VIRTIO is a convenient and popular standard for implementing vdevs;
using VIRTIO vdevs can reduce virtualization overhead.
QNX hypervisors currently support the VIRTIO 1.1 specification. The benefits of
VIRTIO include:
- Implementation – no changes are required to Linux or Android kernels; you
can use the default VIRTIO 1.1 kernel modules.
- Efficiency – VIRTIO uses virtqueues that efficiently collect data for
transport to and from the shared device.
- Serialized queues – the underlying hardware can handle requests in a
serialized fashion, managing the priorities of requests from multiple guests
(i.e., priority-based sharing).
- Guest performance – even though the queues to the shared hardware are
serialized, the guest can create multiple queue requests without blocking; the
guest is blocked only when it explicitly needs to wait for completion (e.g., a
call to flush data).
For more information about VIRTIO, including a link to the latest specification,
see OASIS Virtual I/O Device (VIRTIO) TC
on the Organization for the Advancement of Structured Information
Standards (OASIS) web site; and Edouard Bugnion, Jason Nieh and Dan Tsafrir,
Hardware and Software Support for Virtualization (Morgan &
Claypool, 2017), pp. 96-100.
Implementing a VIRTIO vdev
For this discussion, we will examine an implementation of VIRTIO using
virtio-blk (block device support for filesystems). Note that:
- QNX hypervisors support virtio-blk interfaces that are
compatible with VIRTIO 1.1; so long as the guest supports this standard,
this implementation requires no changes to the guest.
- The VIRTIO 1.1 specification stipulates that the guest creates the virtqueues,
and that they exist in the guest's address space. Thus, the guest
controls the virtqueues.
The hypervisor uses two mechanisms specific to its implementation of the
virtio-blk device:
- a file descriptor (fd) – this refers to the device being mapped by
virtio-blk. The qvm process instance for
the VM hosting the guest creates one fd per virtio-blk
interface. Each fd connects the qvm process instance to the
QNX io-blk driver in the hypervisor host.
- I/O vector (iov) data transport – the vdev uses an iov structure to move
data from virtqueues to the hardware driver
For more information about what to do in a guest when implementing VIRTIO, see
Discovering and connecting VIRTIO devices in the
Using Virtual Devices, Networking, and Memory Sharing chapter.
Guest-to-hardware communication with virtqueues
Assuming a Linux guest, the virtio-blk implementation in a
QNX hypervisor system works as follows:
A VM is configured with a virtio-blk vdev.
This vdev includes a delayed option that can be used to
reduce boot times from a cold boot. It lets the VM launch and the guest
start without confirming the presence of the hardware device. For example,
the guest can start without the underlying block device specified by the
virtio-blk hostdev being available (see
vdev virtio-blk in the Virtual Device Reference chapter).

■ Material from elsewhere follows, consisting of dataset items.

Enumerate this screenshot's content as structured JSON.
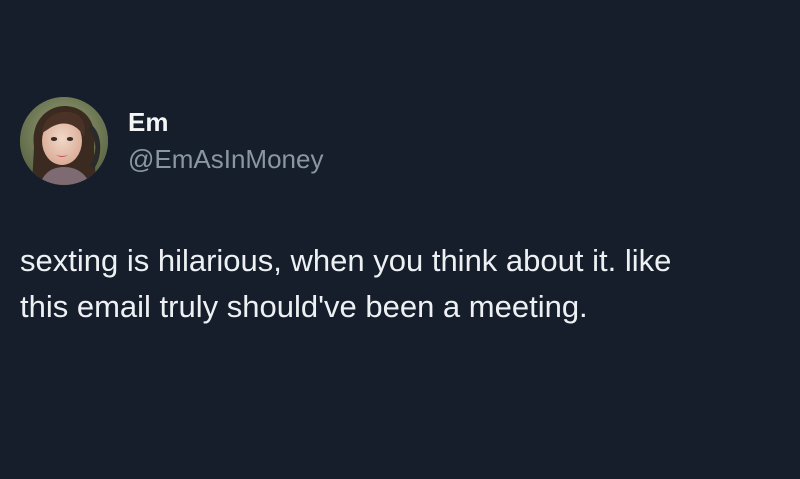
{
  "tweet": {
    "author": {
      "name": "Em",
      "handle": "@EmAsInMoney",
      "avatar_icon": "profile-photo"
    },
    "text_lines": [
      "sexting is hilarious, when you think about it. like",
      "this email truly should've been a meeting."
    ]
  },
  "colors": {
    "background": "#161e2b",
    "name": "#f3f5f7",
    "handle": "#8a96a3",
    "text": "#eef1f4"
  }
}
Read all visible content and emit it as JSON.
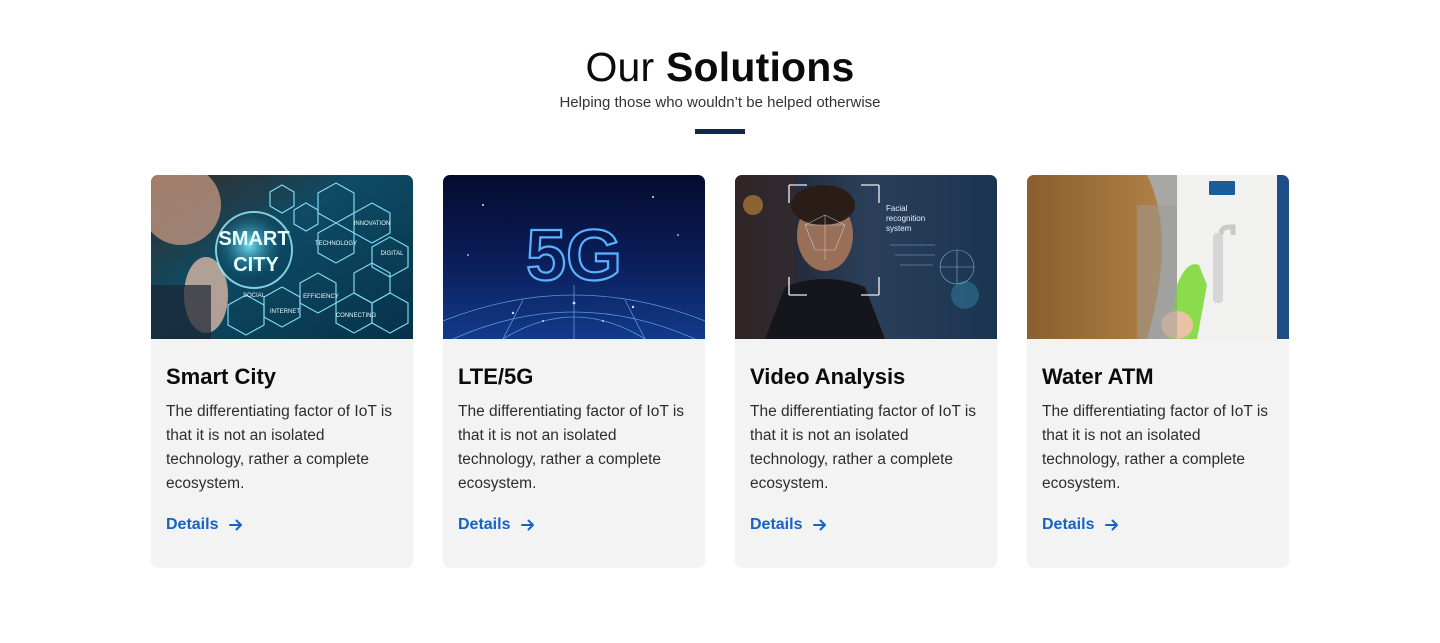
{
  "header": {
    "title_part1": "Our",
    "title_part2": "Solutions",
    "subtitle": "Helping those who wouldn’t be helped otherwise"
  },
  "cards": [
    {
      "title": "Smart City",
      "description": "The differentiating factor of IoT is that it is not an isolated technology, rather a complete ecosystem.",
      "link_label": "Details",
      "image_text": [
        "SMART",
        "CITY",
        "INNOVATION",
        "TECHNOLOGY",
        "DIGITAL",
        "SOCIAL",
        "EFFICIENCY",
        "INTERNET",
        "CONNECTING"
      ]
    },
    {
      "title": "LTE/5G",
      "description": "The differentiating factor of IoT is that it is not an isolated technology, rather a complete ecosystem.",
      "link_label": "Details",
      "image_text": [
        "5G"
      ]
    },
    {
      "title": "Video Analysis",
      "description": "The differentiating factor of IoT is that it is not an isolated technology, rather a complete ecosystem.",
      "link_label": "Details",
      "image_text": [
        "Facial",
        "recognition",
        "system"
      ]
    },
    {
      "title": "Water ATM",
      "description": "The differentiating factor of IoT is that it is not an isolated technology, rather a complete ecosystem.",
      "link_label": "Details",
      "image_text": []
    }
  ],
  "colors": {
    "accent_link": "#1464c8",
    "divider": "#13294b",
    "card_bg": "#f3f3f3"
  },
  "icons": {
    "details_arrow": "arrow-right-icon"
  }
}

The qvm process instance hosting the guest reads
its configuration file and loads the
vdev-virtio-blk.so.
This vdev's hostdev (host device) option specifies the
mountpoint/file path that will be opened and passed to the guest as
/dev/vda. For example, the hostdev
option can pass the path /dev/hd1t131 to the guest as
/dev/vda. You can specify multiple
hostdev options for a guest.
- The qvm process hosting the guest launches, and the guest
starts.
- After the guest opens the locations specified by the vdev's
hostdev options, file descriptors refer to each of these
locations. The qvm process instance owns these file
descriptors, but the QNX hypervisor microkernel manages them.
Figure 1. Data is passed from virtqueues in the guest to the hardware. The guest and
the qvm process share the same address space.
The guest can now read and write to hardware. For example, on a Linux application
read:
- The io-blk driver pulls blocks either from disk cache or from
hardware DMA into iov data structures.
- The iov data structures are copied to virtqueues using synchronous
memcpy(), as shown in the figure above.
- The Linux virtio_blk kernel module provides virtqueue data to
the application.
Similarly, on a Linux application write:
- The Linux virtio_blk kernel module fills virtqueues.
- On a flush or kick operation, the qvm process
instance uses synchronous memcpy() to copy the virtqueue data
directly to the iov data structures in the multi-threaded
io-blk driver.
- The io-blk driver writes to disk (DMA of iov directly to
disk).
For both reading and writing, the Linux filesystem cache may be used.